Com Fernando Madureira como principal suspeito, a acusação conhecida esta terça-feira, deduzida no âmbito da Operação Pretoriano, tem no total 12 arguidos, acusados de 31 crimes — sete de ofensas à integridade física, 19 de coação agravada, um de instigação pública, um de arremesso de objeto e três de atentado à liberdade de informação.
Blindar estatutos e abrir porta a conflitos de interesse: a noite de 13 de novembro
Eram vários os pontos para votar na agenda daquela Assembleia Geral Extraordinária, marcada pelos órgãos sociais do FC Porto. E alguns tinham, aliás, impacto na eleição do próximo presidente do clube — que veio a ser André Villas-Boas, substituindo Pinto da Costa — e impacto também na relação entre o clube e a claque dos Super Dragões.

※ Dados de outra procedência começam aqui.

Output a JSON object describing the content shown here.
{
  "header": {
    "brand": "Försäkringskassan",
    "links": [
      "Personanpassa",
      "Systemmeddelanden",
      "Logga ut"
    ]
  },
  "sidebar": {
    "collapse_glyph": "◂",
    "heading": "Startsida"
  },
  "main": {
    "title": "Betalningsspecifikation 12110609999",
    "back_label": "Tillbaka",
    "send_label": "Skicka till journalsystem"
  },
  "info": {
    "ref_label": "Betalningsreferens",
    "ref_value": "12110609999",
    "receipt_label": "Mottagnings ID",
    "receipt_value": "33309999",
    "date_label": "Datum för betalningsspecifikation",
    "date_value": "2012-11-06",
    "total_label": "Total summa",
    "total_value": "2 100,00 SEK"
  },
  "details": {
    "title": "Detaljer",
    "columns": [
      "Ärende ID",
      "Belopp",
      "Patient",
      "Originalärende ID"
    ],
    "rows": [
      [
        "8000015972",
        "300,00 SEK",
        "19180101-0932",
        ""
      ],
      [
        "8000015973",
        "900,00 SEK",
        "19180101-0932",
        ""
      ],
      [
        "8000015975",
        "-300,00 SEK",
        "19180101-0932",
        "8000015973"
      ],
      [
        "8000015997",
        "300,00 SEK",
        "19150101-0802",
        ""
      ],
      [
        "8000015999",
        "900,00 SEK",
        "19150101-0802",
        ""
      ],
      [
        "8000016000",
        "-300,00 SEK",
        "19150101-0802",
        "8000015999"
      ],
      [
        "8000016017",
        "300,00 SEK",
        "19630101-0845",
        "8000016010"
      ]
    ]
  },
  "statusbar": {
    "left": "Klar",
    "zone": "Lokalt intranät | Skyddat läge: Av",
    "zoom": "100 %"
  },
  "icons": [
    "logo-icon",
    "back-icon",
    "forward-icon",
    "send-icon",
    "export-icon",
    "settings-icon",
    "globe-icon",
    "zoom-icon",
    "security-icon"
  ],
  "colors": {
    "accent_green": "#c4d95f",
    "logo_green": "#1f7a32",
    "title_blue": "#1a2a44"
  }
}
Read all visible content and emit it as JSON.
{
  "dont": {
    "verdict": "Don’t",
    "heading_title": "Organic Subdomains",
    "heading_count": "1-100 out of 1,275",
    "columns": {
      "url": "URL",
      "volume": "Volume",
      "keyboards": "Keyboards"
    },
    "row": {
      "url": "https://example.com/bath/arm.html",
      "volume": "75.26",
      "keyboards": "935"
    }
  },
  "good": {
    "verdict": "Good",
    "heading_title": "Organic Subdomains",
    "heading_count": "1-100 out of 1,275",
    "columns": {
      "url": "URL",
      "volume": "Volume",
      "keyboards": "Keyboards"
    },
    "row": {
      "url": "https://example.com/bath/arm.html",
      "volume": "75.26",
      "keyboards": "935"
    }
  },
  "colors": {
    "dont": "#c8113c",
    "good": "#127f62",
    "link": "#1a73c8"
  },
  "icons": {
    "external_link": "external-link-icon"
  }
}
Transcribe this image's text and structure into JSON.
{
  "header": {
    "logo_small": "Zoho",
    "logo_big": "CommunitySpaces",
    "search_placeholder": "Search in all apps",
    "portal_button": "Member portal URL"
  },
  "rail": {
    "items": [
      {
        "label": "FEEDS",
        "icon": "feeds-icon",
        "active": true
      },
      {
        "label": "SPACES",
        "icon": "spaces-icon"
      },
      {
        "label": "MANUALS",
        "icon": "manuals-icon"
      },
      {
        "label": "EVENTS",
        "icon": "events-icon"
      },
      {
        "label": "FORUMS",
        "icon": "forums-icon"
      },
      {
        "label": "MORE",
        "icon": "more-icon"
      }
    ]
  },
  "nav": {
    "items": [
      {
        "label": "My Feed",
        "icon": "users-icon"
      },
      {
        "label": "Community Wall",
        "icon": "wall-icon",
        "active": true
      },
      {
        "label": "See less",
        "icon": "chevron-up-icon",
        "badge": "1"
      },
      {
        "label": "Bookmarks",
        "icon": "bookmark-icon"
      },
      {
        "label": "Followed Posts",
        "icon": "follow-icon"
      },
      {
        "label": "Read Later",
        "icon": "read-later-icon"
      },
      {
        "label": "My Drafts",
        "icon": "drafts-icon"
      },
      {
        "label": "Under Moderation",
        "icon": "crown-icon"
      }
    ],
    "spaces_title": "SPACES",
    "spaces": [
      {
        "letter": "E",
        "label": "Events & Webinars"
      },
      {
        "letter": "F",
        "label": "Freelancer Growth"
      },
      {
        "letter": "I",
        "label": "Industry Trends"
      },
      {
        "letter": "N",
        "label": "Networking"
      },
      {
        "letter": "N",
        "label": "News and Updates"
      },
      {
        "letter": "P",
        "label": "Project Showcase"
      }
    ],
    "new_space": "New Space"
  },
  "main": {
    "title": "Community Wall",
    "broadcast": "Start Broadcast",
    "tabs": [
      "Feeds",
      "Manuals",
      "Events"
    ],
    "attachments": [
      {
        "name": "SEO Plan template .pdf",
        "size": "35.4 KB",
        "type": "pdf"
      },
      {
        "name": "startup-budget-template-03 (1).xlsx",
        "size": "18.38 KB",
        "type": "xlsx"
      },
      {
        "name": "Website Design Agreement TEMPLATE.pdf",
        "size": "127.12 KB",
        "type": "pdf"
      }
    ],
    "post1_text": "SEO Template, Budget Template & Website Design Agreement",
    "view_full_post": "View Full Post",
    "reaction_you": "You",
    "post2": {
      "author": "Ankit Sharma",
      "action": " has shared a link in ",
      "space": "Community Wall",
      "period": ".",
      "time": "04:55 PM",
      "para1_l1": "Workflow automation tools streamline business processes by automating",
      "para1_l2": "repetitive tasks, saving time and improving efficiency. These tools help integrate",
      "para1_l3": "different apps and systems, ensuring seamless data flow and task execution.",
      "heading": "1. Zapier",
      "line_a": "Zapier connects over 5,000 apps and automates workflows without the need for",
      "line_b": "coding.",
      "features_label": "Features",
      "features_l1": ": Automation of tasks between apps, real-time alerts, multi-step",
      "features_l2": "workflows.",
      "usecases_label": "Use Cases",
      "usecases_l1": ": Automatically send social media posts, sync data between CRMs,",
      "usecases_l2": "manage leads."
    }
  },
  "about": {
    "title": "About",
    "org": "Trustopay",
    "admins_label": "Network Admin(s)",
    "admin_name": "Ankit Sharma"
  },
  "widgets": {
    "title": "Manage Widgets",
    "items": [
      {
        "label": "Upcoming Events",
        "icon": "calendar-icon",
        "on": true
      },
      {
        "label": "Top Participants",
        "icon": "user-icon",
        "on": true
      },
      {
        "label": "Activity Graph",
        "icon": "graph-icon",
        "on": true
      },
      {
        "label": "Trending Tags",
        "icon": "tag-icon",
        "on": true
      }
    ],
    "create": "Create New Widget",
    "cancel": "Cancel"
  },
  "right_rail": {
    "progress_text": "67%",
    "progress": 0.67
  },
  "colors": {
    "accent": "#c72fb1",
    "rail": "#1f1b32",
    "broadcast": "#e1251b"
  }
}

O Ministério Público aponta, na acusação a que o Observador teve acesso, as propostas essenciais que considera estarem na origem dos crimes de que os 12 arguidos estão agora acusados, referindo mesmo que a aprovação dos novos estatutos era do interesse da anterior direção do clube, apoiada pelos arguidos. Uma das propostas passava precisamente pela obrigatoriedade de ter, no mínimo, dois anos de associado sénior para poder votar, alterando assim o mínimo de um ano atualmente em vigor e impedindo a votação de alguns sócios mais recentes.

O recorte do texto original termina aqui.